‘Big Data’ Shrub Census

Creosote On The Ground Young
Creosote plants in Las Vegas Valley.A recent University of Texas at Austin study used aerial survey data and computer algorithms to conduct the first ever census of the desert plant. Credit: Michael Young

The scraggly creosote shrub dominates the landscape of the American Southwest, creating mini oases from the harsh heat for desert wildlife.

Using computer algorithms and high-resolution survey data, researchers at the Jackson School of Geosciences conducted the first-ever creosote census — counting every creosote plant in a 135-square-mile area of Nevada. The final count was 23 million creosotes among a total population of 66 million plants.

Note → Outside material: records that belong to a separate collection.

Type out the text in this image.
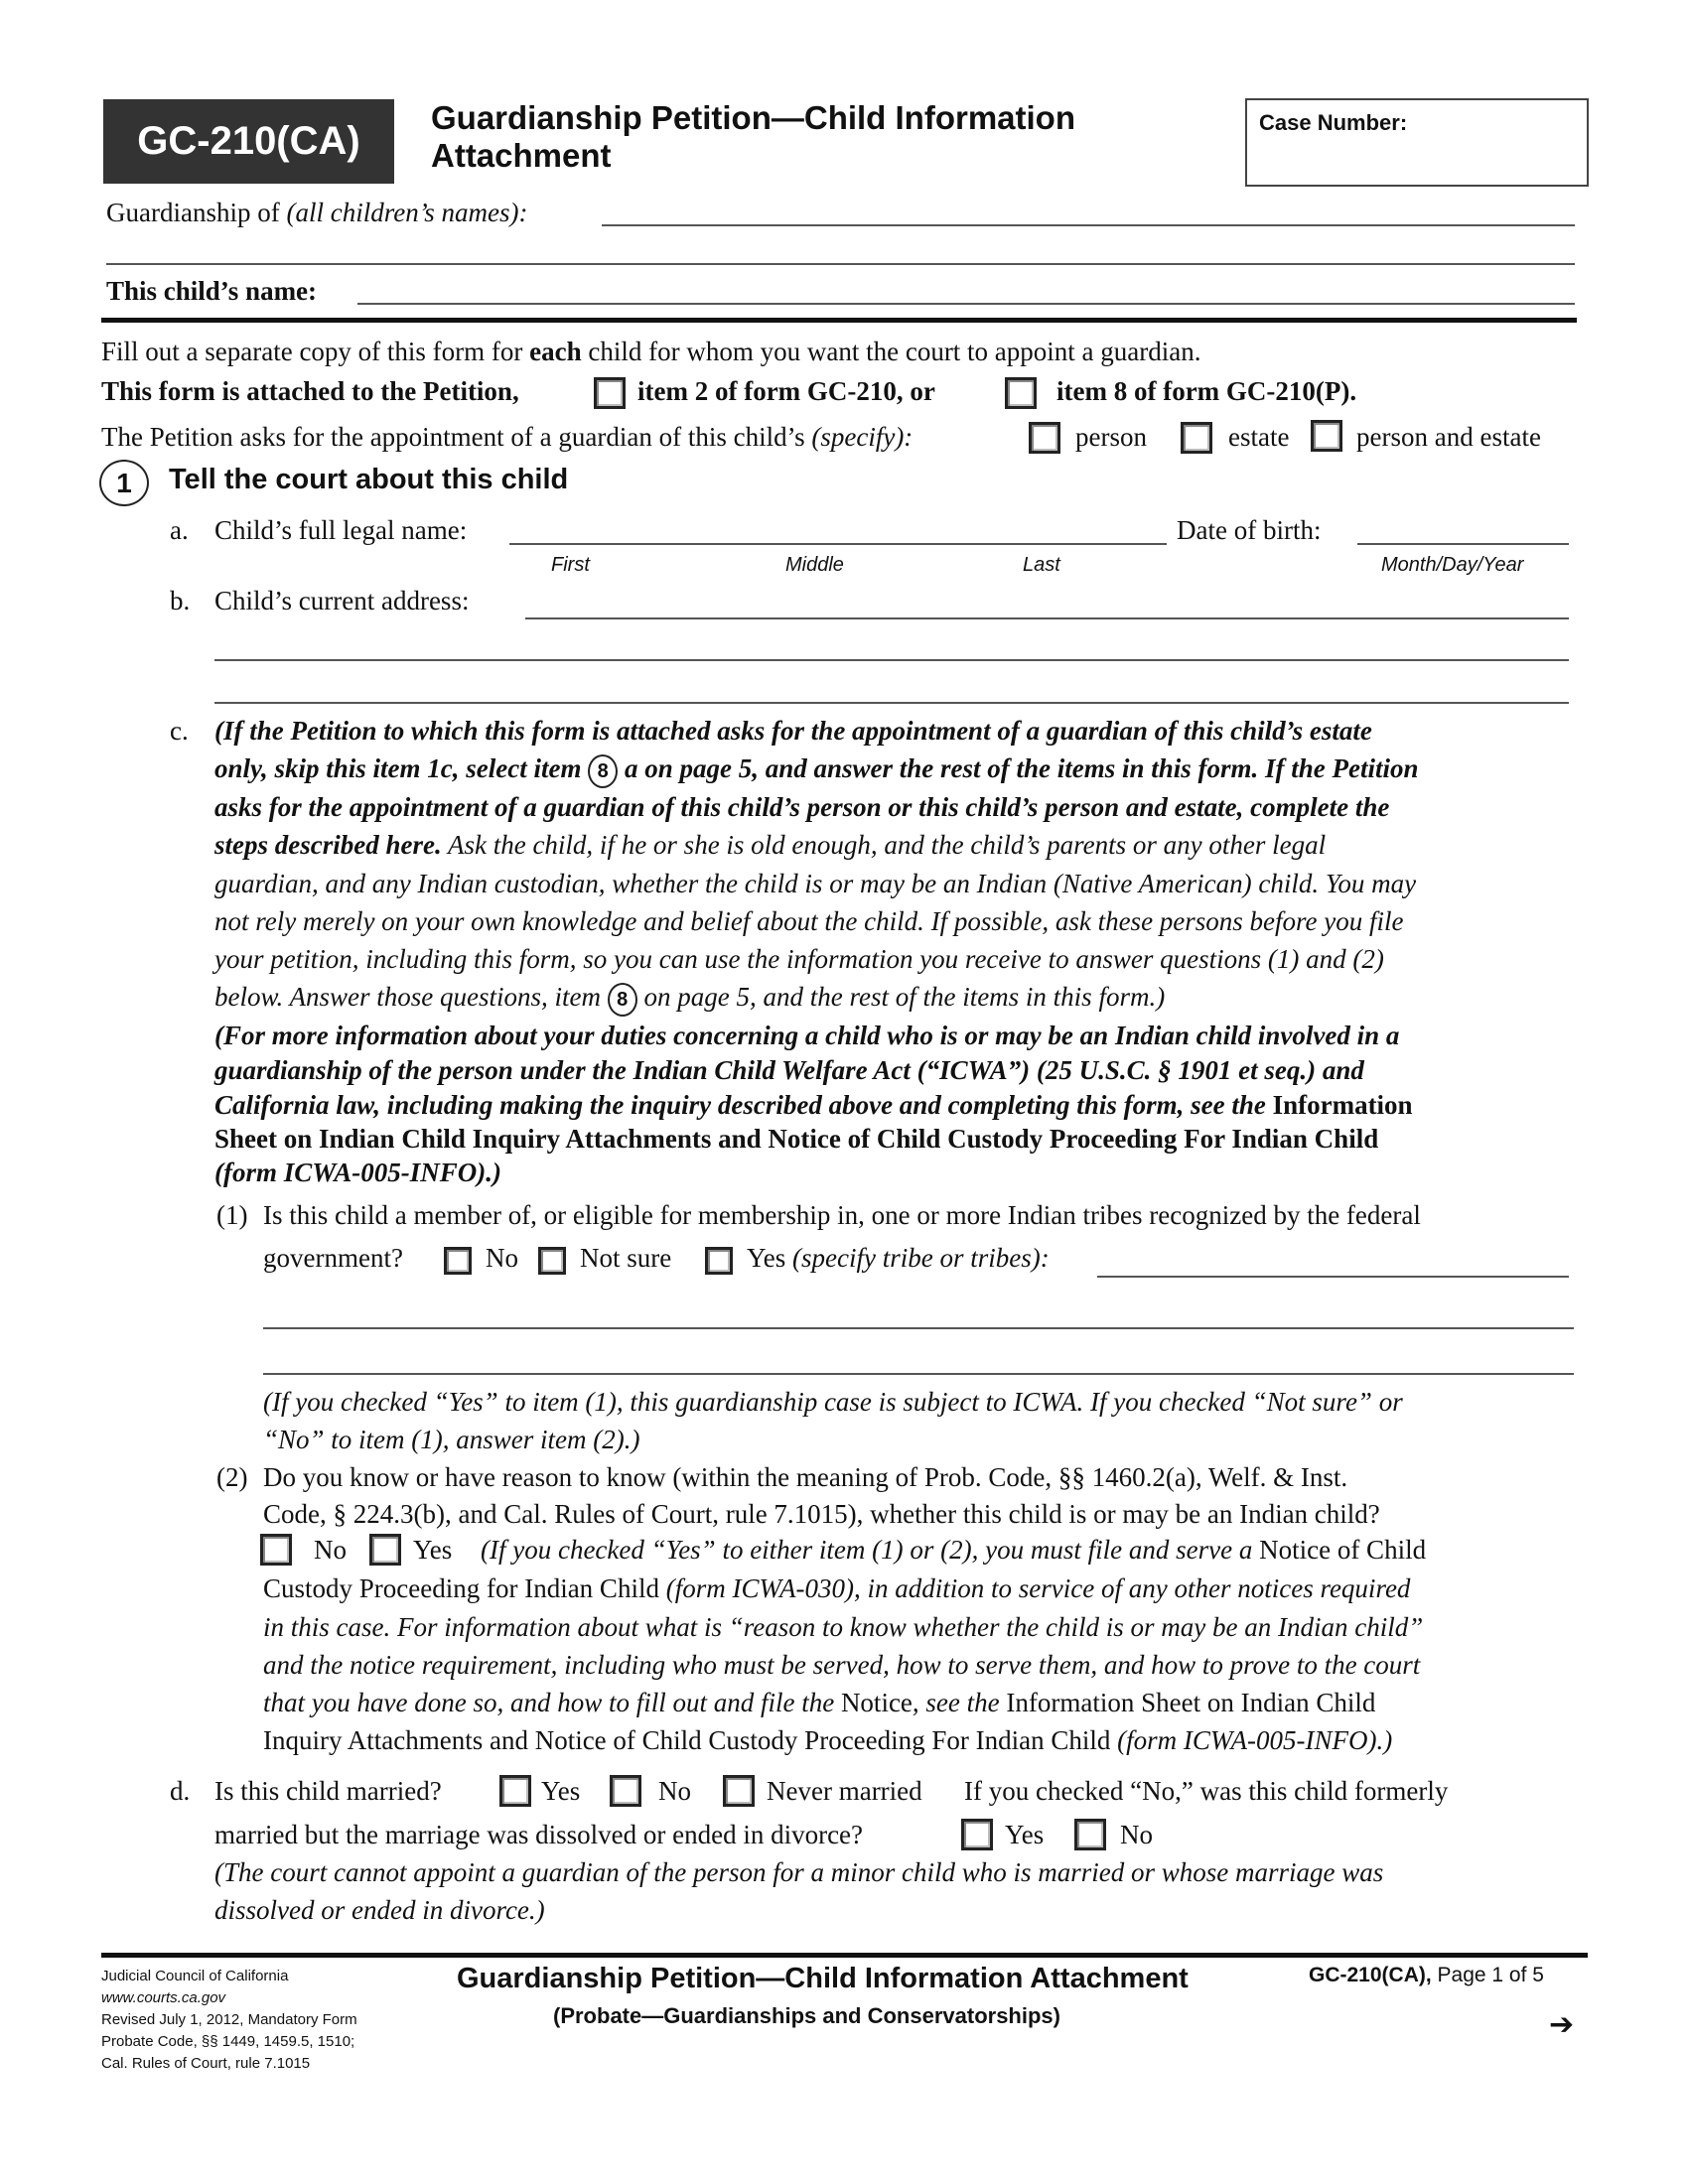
GC-210(CA)
Guardianship Petition—Child Information
Attachment
Case Number:
Guardianship of (all children’s names):
This child’s name:
Fill out a separate copy of this form for each child for whom you want the court to appoint a guardian.
This form is attached to the Petition,	item 2 of form GC-210, or	item 8 of form GC-210(P).
The Petition asks for the appointment of a guardian of this child’s (specify):	person	estate	person and estate
1	Tell the court about this child
a. Child’s full legal name:	Date of birth:
First	Middle	Last	Month/Day/Year
b. Child’s current address:
c. (If the Petition to which this form is attached asks for the appointment of a guardian of this child’s estate
only, skip this item 1c, select item 8 a on page 5, and answer the rest of the items in this form. If the Petition
asks for the appointment of a guardian of this child’s person or this child’s person and estate, complete the
steps described here. Ask the child, if he or she is old enough, and the child’s parents or any other legal
guardian, and any Indian custodian, whether the child is or may be an Indian (Native American) child. You may
not rely merely on your own knowledge and belief about the child. If possible, ask these persons before you file
your petition, including this form, so you can use the information you receive to answer questions (1) and (2)
below. Answer those questions, item 8 on page 5, and the rest of the items in this form.)
(For more information about your duties concerning a child who is or may be an Indian child involved in a
guardianship of the person under the Indian Child Welfare Act (“ICWA”) (25 U.S.C. § 1901 et seq.) and
California law, including making the inquiry described above and completing this form, see the Information
Sheet on Indian Child Inquiry Attachments and Notice of Child Custody Proceeding For Indian Child
(form ICWA-005-INFO).)
(1) Is this child a member of, or eligible for membership in, one or more Indian tribes recognized by the federal
government?	No Not sure	Yes (specify tribe or tribes):
(If you checked “Yes” to item (1), this guardianship case is subject to ICWA. If you checked “Not sure” or
“No” to item (1), answer item (2).)
(2) Do you know or have reason to know (within the meaning of Prob. Code, §§ 1460.2(a), Welf. & Inst.
Code, § 224.3(b), and Cal. Rules of Court, rule 7.1015), whether this child is or may be an Indian child?
No Yes (If you checked “Yes” to either item (1) or (2), you must file and serve a Notice of Child
Custody Proceeding for Indian Child (form ICWA-030), in addition to service of any other notices required
in this case. For information about what is “reason to know whether the child is or may be an Indian child”
and the notice requirement, including who must be served, how to serve them, and how to prove to the court
that you have done so, and how to fill out and file the Notice, see the Information Sheet on Indian Child
Inquiry Attachments and Notice of Child Custody Proceeding For Indian Child (form ICWA-005-INFO).)
d. Is this child married?	Yes	No	Never married If you checked “No,” was this child formerly
married but the marriage was dissolved or ended in divorce?	Yes	No
(The court cannot appoint a guardian of the person for a minor child who is married or whose marriage was
dissolved or ended in divorce.)
Judicial Council of California
www.courts.ca.gov
Revised July 1, 2012, Mandatory Form
Probate Code, §§ 1449, 1459.5, 1510;
Cal. Rules of Court, rule 7.1015
Guardianship Petition—Child Information Attachment
(Probate—Guardianships and Conservatorships)
GC-210(CA), Page 1 of 5
➔
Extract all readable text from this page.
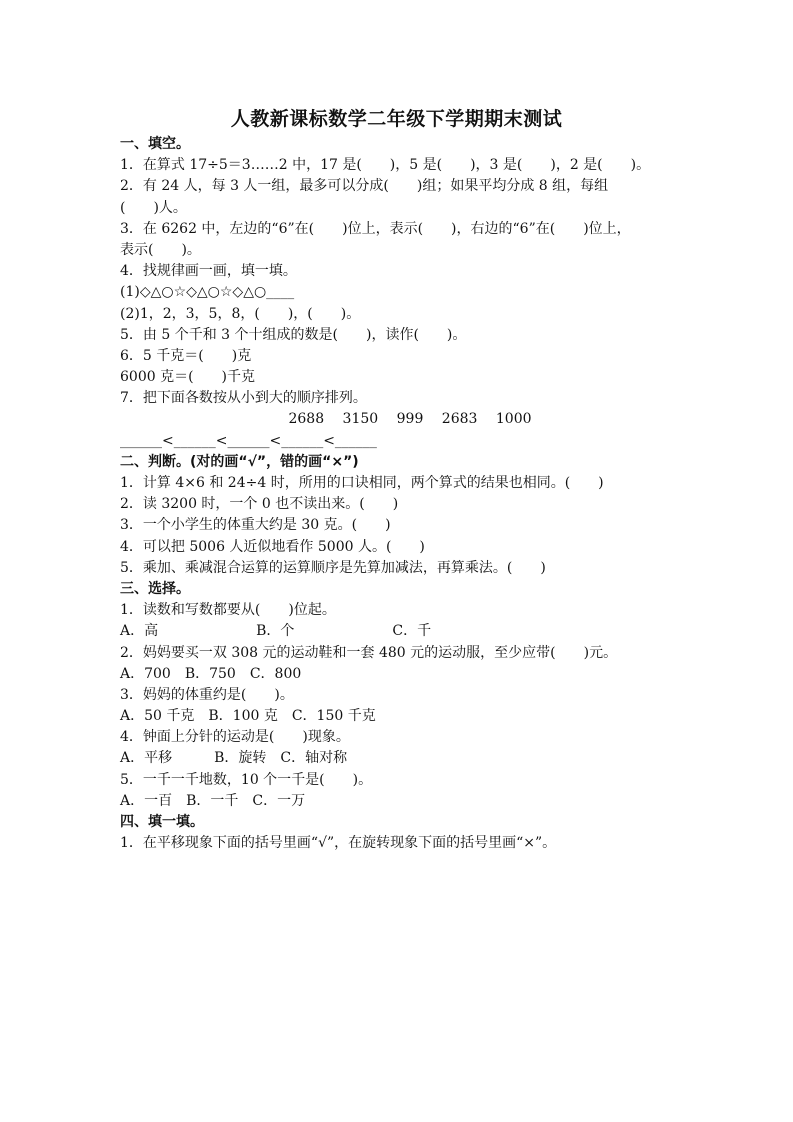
人教新课标数学二年级下学期期末测试
一、填空。
1．在算式 17÷5＝3……2 中，17 是(　　)，5 是(　　)，3 是(　　)，2 是(　　)。
2．有 24 人，每 3 人一组，最多可以分成(　　)组；如果平均分成 8 组，每组
(　　)人。
3．在 6262 中，左边的“6”在(　　)位上，表示(　　)，右边的“6”在(　　)位上，
表示(　　)。
4．找规律画一画，填一填。
(1)◇△○☆◇△○☆◇△○____
(2)1，2，3，5，8，(　　)，(　　)。
5．由 5 个千和 3 个十组成的数是(　　)，读作(　　)。
6．5 千克＝(　　)克
6000 克＝(　　)千克
7．把下面各数按从小到大的顺序排列。
2688　 3150　 999　 2683　 1000
______<______<______<______<______
二、判断。(对的画“√”，错的画“×”)
1．计算 4×6 和 24÷4 时，所用的口诀相同，两个算式的结果也相同。(　　)
2．读 3200 时，一个 0 也不读出来。(　　)
3．一个小学生的体重大约是 30 克。(　　)
4．可以把 5006 人近似地看作 5000 人。(　　)
5．乘加、乘减混合运算的运算顺序是先算加减法，再算乘法。(　　)
三、选择。
1．读数和写数都要从(　　)位起。
A．高　　　　　　　B．个　　　　　　　C．千
2．妈妈要买一双 308 元的运动鞋和一套 480 元的运动服，至少应带(　　)元。
A．700　B．750　C．800
3．妈妈的体重约是(　　)。
A．50 千克　B．100 克　C．150 千克
4．钟面上分针的运动是(　　)现象。
A．平移　　　B．旋转　C．轴对称
5．一千一千地数，10 个一千是(　　)。
A．一百　B．一千　C．一万
四、填一填。
1．在平移现象下面的括号里画“√”，在旋转现象下面的括号里画“×”。
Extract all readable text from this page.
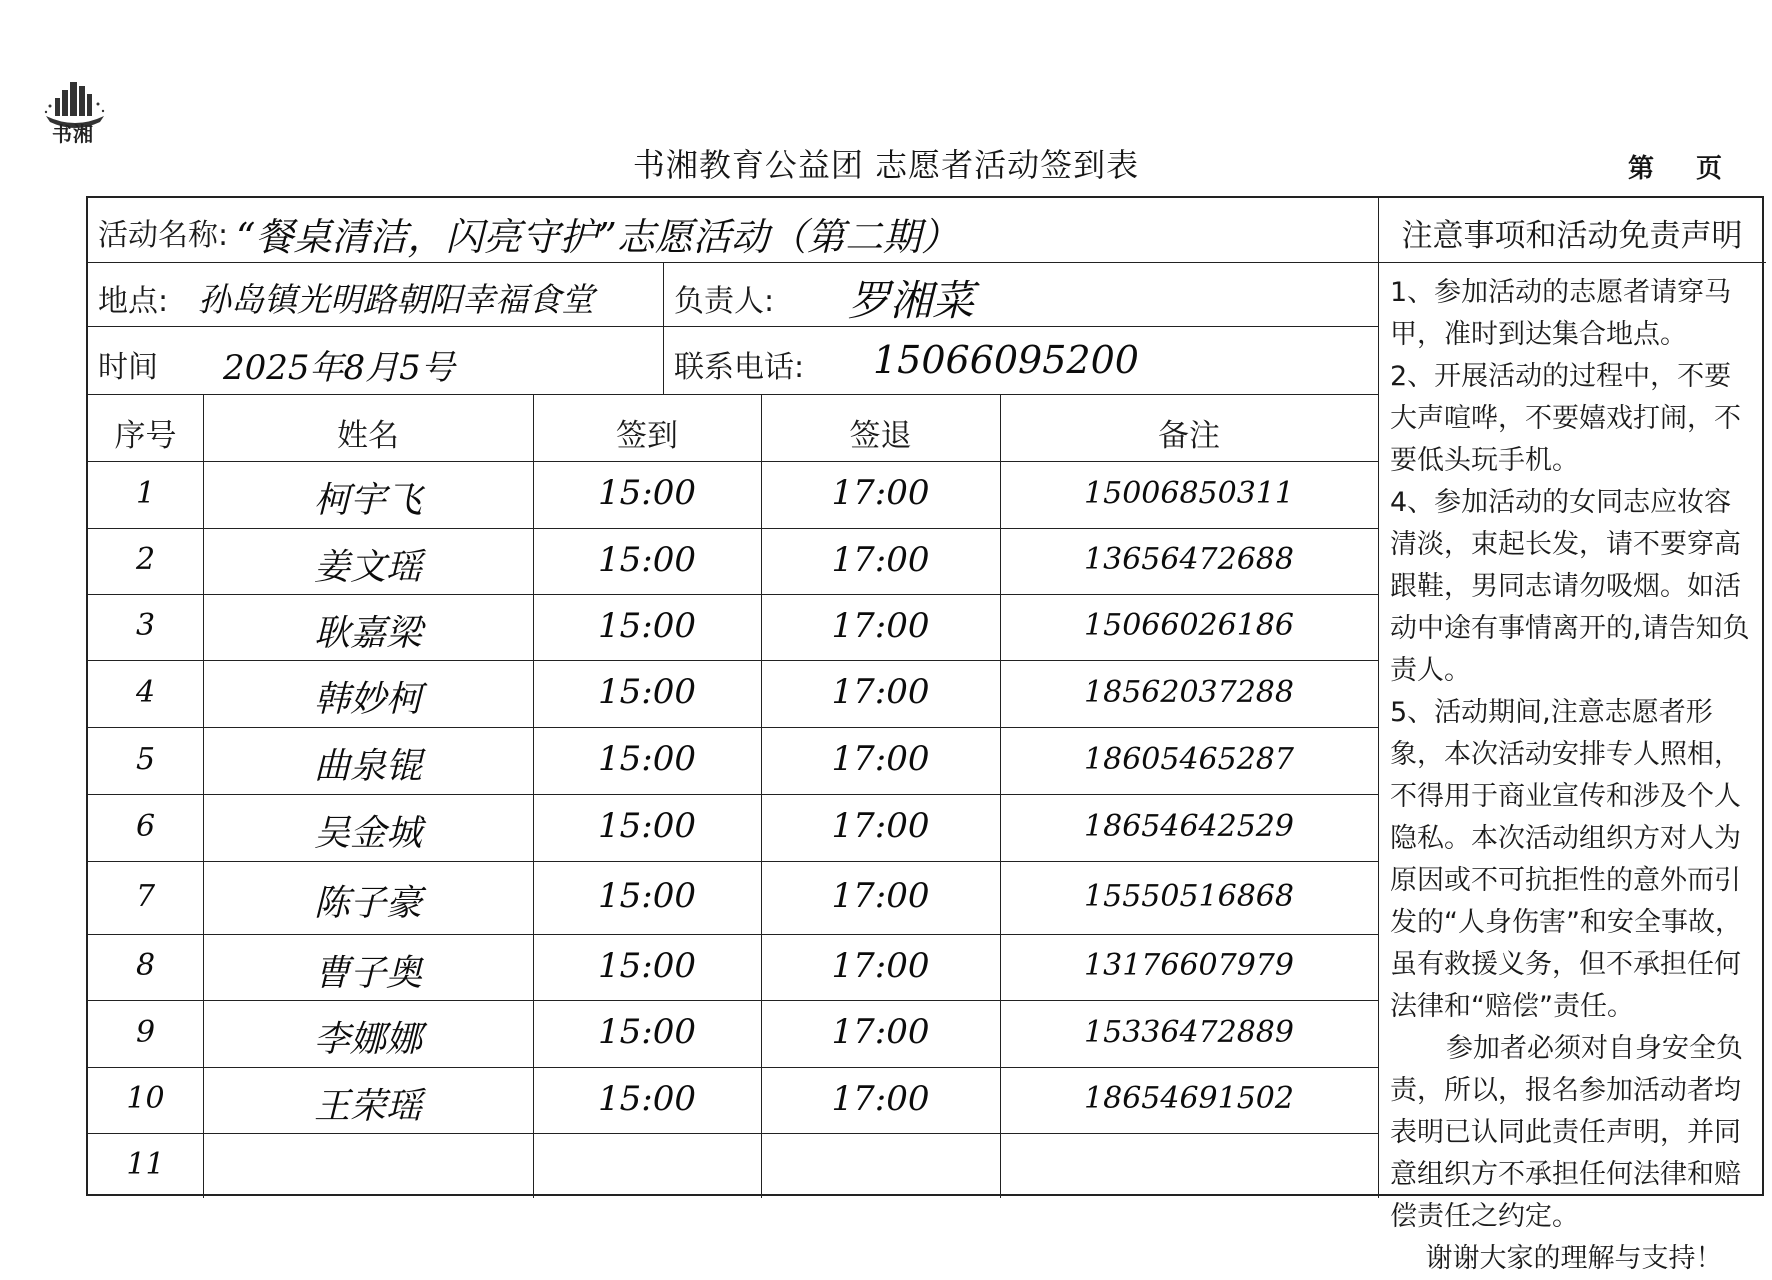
书湘
书湘教育公益团 志愿者活动签到表	第 页
活动名称: “餐桌清洁，闪亮守护”志愿活动（第二期）
地点: 孙岛镇光明路朝阳幸福食堂	负责人: 罗湘菜
时间 2025年8月5号	联系电话: 15066095200
序号	姓名	签到	签退	备注
1	柯宇飞	15:00	17:00	15006850311
2	姜文瑶	15:00	17:00	13656472688
3	耿嘉梁	15:00	17:00	15066026186
4	韩妙柯	15:00	17:00	18562037288
5	曲泉锟	15:00	17:00	18605465287
6	吴金城	15:00	17:00	18654642529
7	陈子豪	15:00	17:00	15550516868
8	曹子奥	15:00	17:00	13176607979
9	李娜娜	15:00	17:00	15336472889
10	王荣瑶	15:00	17:00	18654691502
11
注意事项和活动免责声明

1、参加活动的志愿者请穿马甲，准时到达集合地点。

2、开展活动的过程中，不要大声喧哗，不要嬉戏打闹，不要低头玩手机。

4、参加活动的女同志应妆容清淡，束起长发，请不要穿高跟鞋，男同志请勿吸烟。如活动中途有事情离开的,请告知负责人。

5、活动期间,注意志愿者形象，本次活动安排专人照相，不得用于商业宣传和涉及个人隐私。本次活动组织方对人为原因或不可抗拒性的意外而引发的“人身伤害”和安全事故，虽有救援义务，但不承担任何法律和“赔偿”责任。

参加者必须对自身安全负责，所以，报名参加活动者均表明已认同此责任声明，并同意组织方不承担任何法律和赔偿责任之约定。

谢谢大家的理解与支持！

The census revealed new information about the plant species. It also shows how a new data technique can improve on conventional plant counting methods.

The results were published in November 2020 in the journal Landscape Ecology.

“This was first and foremost a big data project,” said Jackson School graduate student Jake Gearon, who led the study.

By analyzing the plants en masse, the scientists found that the direction of the slope, or aspect, was the main control on creosote volume — with the plants growing on east-facing slopes being about five times as bushy as plants on west-facing slopes.

“That’s five times more cover on the ground for the critters, for land use, or for understanding just how hot the ground is going to get,” said Gearon. “That has a huge impact.”

They also found that soil age influences creosote volume, with plants in the younger soil being about 27% larger than plants in the oldest.

The census is a milestone for plant science. Most plant population data comes from samples of fewer than 1,000 plants or aerial surveys that capture community snapshots. This research presents a way to account for every individual in a plant community.

“This is the first time I’ve seen something that takes plot level data and really expands it to a landscape scale, to a basin scale,” said Erik Hamerlynck, a research ecologist at the U.S. Department of Agriculture. “That’s just a huge accomplishment.”

The creosote research is built on repurposed data collected during a 2017 aerial survey of threatened desert tortoise burrows in the Boulder City Conservation Easement in the Mojave Desert.